Yahoo is in deep trouble as you may know. The company recently confessed that they had been hacked two years ago and that hackers may have stolen the details of 500 million accounts. This is the biggest hack in the history of the Internet. Their response to that was having people change their passwords and taking security measures like deleting their security questions and logging in to their accounts via remote prompts through the mobile app etc. While these may sound like half measures, and of course they are, something much scarier has surfaced. A former Yahoo executive has given his formal opinion on the hack. He thinks up to 3 billion accounts may have been compromised.
The exec, who wished to remain anonymous, said while he was no longer working their, he was still in contact with Yahoo employees including those involved in the investigation. He told Business Insider that the nature of the Yahoo hack would have compromised many more accounts than the company reported. He estimates that number to be anywhere between 1 and 3 billion.
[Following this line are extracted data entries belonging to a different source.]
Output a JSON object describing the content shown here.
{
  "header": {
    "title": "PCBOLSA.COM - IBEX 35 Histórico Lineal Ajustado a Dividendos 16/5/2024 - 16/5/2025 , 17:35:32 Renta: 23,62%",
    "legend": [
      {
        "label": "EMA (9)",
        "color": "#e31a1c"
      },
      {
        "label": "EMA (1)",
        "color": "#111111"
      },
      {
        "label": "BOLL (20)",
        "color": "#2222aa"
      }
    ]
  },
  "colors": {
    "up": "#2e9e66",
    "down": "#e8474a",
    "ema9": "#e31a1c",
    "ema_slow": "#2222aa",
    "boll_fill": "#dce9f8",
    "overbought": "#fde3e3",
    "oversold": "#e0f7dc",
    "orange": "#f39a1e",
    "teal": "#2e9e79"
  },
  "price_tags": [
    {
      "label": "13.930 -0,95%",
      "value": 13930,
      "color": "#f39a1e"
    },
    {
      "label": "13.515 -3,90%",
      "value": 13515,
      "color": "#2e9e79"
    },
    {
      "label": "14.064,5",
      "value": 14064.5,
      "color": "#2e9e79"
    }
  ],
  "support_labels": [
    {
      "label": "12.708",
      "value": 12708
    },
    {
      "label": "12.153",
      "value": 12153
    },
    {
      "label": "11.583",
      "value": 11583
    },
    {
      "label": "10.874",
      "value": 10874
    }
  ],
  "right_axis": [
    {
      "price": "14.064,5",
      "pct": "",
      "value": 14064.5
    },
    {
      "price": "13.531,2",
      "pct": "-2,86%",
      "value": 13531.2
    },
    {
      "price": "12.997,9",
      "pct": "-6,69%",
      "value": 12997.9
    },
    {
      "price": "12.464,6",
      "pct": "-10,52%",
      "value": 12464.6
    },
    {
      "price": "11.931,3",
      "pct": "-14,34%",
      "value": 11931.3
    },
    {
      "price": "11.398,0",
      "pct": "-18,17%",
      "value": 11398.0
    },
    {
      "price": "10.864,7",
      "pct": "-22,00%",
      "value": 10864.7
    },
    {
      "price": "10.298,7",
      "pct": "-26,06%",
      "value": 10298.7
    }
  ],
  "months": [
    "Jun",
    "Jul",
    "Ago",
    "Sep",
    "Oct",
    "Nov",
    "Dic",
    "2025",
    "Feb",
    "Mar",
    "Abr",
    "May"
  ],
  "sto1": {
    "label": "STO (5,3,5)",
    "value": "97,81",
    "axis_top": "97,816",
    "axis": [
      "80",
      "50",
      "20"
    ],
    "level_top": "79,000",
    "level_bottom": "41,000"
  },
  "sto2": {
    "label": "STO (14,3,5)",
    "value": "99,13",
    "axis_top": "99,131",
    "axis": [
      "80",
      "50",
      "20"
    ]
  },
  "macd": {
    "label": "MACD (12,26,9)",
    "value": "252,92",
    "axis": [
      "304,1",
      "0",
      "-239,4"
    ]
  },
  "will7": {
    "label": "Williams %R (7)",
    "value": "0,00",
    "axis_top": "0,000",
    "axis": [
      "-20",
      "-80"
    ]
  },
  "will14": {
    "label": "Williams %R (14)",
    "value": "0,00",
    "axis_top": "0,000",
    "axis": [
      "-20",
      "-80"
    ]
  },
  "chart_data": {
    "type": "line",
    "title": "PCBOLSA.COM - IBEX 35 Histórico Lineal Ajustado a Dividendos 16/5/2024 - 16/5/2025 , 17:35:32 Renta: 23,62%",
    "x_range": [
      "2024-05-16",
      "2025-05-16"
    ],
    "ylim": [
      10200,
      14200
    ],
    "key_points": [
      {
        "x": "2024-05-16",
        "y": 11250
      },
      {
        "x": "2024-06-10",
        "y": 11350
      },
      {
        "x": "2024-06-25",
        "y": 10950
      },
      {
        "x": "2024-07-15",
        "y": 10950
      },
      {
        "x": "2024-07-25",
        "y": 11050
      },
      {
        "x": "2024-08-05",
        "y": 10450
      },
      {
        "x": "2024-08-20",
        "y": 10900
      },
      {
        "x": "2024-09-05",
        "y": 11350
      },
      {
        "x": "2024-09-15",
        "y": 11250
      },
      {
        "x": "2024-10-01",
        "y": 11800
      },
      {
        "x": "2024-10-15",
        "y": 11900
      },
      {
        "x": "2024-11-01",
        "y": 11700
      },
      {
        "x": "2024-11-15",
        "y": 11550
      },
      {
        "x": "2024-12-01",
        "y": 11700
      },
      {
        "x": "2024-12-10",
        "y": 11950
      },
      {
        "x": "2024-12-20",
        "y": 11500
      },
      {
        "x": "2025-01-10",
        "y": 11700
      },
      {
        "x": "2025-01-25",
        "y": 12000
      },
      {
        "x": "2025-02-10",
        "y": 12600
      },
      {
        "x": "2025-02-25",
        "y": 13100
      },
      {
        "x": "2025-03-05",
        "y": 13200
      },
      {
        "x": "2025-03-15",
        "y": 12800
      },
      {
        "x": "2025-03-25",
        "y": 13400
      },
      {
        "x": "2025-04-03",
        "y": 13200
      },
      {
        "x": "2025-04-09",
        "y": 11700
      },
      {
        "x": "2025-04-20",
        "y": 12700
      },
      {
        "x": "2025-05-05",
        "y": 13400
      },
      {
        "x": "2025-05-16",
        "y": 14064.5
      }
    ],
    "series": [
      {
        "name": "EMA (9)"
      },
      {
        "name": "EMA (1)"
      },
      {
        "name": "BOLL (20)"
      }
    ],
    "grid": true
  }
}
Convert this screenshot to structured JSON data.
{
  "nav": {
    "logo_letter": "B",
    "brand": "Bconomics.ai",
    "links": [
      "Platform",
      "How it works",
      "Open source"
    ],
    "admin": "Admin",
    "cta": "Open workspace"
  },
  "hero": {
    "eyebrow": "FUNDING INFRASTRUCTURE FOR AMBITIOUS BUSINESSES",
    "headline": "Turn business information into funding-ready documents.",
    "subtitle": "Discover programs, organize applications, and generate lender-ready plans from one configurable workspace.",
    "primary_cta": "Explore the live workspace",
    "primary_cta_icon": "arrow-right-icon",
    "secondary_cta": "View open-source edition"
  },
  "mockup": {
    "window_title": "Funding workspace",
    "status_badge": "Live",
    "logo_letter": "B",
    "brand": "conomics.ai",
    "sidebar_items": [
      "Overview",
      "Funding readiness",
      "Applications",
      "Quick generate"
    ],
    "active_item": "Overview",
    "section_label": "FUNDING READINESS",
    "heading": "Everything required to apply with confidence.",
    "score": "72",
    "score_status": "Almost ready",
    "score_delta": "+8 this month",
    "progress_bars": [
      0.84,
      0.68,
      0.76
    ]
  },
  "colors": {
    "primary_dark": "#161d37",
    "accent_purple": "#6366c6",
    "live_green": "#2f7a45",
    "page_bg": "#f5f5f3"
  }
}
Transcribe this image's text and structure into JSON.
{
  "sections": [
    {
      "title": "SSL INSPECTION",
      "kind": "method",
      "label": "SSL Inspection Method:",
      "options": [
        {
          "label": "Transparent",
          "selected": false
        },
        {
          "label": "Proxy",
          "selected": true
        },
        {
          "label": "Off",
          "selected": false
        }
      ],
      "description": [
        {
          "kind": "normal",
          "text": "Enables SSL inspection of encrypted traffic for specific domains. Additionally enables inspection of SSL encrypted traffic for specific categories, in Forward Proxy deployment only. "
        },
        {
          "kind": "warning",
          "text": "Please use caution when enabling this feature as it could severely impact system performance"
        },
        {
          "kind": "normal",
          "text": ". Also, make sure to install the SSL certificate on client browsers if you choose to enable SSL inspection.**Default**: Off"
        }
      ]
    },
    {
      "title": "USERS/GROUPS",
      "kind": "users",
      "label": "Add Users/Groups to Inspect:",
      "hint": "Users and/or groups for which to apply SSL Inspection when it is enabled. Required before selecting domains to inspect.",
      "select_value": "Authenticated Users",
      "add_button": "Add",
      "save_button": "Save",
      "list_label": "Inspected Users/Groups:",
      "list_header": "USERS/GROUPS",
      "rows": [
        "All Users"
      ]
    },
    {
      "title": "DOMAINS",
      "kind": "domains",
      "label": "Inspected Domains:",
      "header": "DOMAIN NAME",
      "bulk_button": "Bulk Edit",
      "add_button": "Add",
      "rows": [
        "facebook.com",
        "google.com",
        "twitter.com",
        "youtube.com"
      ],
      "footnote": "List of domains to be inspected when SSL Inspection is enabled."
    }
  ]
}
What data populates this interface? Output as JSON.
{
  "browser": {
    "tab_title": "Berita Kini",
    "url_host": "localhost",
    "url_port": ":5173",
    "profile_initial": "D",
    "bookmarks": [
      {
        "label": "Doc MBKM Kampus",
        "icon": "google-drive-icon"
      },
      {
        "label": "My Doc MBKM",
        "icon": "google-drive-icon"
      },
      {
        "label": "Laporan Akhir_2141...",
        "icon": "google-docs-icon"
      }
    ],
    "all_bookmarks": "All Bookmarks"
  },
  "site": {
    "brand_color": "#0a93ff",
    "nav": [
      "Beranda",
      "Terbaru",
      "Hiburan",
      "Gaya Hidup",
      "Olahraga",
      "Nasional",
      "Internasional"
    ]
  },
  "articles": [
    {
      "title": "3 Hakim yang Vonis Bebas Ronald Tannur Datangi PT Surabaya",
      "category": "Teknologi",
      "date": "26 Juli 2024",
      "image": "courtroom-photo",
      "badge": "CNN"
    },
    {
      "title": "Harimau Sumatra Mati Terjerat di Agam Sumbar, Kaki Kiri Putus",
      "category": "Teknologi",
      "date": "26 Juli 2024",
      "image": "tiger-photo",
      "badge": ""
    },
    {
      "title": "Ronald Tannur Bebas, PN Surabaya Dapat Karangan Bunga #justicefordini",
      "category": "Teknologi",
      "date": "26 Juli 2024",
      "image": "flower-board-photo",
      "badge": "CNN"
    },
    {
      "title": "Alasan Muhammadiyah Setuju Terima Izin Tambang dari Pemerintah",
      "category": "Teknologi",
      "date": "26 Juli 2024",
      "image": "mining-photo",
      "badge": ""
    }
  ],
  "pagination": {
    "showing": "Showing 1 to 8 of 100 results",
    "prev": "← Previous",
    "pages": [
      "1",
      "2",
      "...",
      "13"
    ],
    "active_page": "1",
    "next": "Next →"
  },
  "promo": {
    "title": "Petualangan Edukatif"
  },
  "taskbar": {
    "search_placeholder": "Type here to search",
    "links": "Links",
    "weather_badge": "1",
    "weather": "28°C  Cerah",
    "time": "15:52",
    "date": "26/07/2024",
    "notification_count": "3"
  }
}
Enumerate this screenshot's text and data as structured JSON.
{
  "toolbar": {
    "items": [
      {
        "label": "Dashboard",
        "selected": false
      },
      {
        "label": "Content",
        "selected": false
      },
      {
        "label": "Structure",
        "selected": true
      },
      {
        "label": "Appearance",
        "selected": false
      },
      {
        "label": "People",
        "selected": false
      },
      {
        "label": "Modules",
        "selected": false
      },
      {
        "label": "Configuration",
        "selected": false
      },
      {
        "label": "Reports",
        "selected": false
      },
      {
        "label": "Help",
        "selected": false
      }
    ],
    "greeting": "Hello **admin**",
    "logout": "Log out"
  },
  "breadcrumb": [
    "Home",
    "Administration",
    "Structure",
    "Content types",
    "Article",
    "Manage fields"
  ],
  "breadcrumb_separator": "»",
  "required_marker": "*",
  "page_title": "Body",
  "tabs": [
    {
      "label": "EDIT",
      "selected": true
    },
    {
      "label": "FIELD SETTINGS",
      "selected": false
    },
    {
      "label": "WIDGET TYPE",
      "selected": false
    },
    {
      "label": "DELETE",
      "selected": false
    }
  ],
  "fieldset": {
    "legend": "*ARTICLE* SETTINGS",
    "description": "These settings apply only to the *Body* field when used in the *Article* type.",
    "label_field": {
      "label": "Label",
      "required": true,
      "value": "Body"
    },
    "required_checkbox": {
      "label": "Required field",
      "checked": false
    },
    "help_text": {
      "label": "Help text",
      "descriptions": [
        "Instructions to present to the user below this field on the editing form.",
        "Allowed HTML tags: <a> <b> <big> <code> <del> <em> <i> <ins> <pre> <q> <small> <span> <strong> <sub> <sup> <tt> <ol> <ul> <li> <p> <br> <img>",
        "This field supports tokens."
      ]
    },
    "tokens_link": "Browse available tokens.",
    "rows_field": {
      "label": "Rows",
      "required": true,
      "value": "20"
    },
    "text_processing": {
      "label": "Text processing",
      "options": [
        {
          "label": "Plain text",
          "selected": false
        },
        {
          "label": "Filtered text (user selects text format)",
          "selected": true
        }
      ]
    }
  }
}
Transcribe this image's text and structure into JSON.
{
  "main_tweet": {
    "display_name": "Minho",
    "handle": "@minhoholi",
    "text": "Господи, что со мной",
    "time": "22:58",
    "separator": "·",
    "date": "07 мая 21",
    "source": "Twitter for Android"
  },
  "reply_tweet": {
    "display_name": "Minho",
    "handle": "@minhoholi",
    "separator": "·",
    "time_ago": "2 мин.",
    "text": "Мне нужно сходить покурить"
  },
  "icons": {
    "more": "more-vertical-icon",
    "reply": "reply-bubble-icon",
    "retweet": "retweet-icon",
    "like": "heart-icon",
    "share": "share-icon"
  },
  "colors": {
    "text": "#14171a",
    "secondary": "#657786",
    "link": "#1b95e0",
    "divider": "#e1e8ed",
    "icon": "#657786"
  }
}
The exec says that the products of Yahoo use one main database for verification and that was hacked. It contained the data of 700 million to 1 billion monthly active users and a lot of other account users that have just not deleted their accounts yet. This hack potentially compromised security questions, encrypted passwords, birth dates, phone numbers, email addresses etc. It is of course possible that the hackers involved didn’t manage to get all the information and left a lot unharmed but Yahoo’s decision to keep mum about the attack for 2 years certainly raises doubts about the information they delivered. The press release would’ve definitely gone through a dozen filters before it came out.
The attack, which was said to be state sponsored according to Yahoo, has been refuted as anything but by security experts. The nature of the information stolen was personal so what would state sponsored hackers want with it?
This hack was a result of shoddy security and a clash between Marissa Mayer, CEO of Yahoo, and Alex Stamos over investing in security. Mayer put off the investments and though she now denies that the hack was due to a lack of security measures, it’s pretty clear that Yahoo didn’t have the best of security.
Yahoo recently had made a deal to be bought by Verizon for $4.8 billion but due to this hack, the deal may be in jeopardy.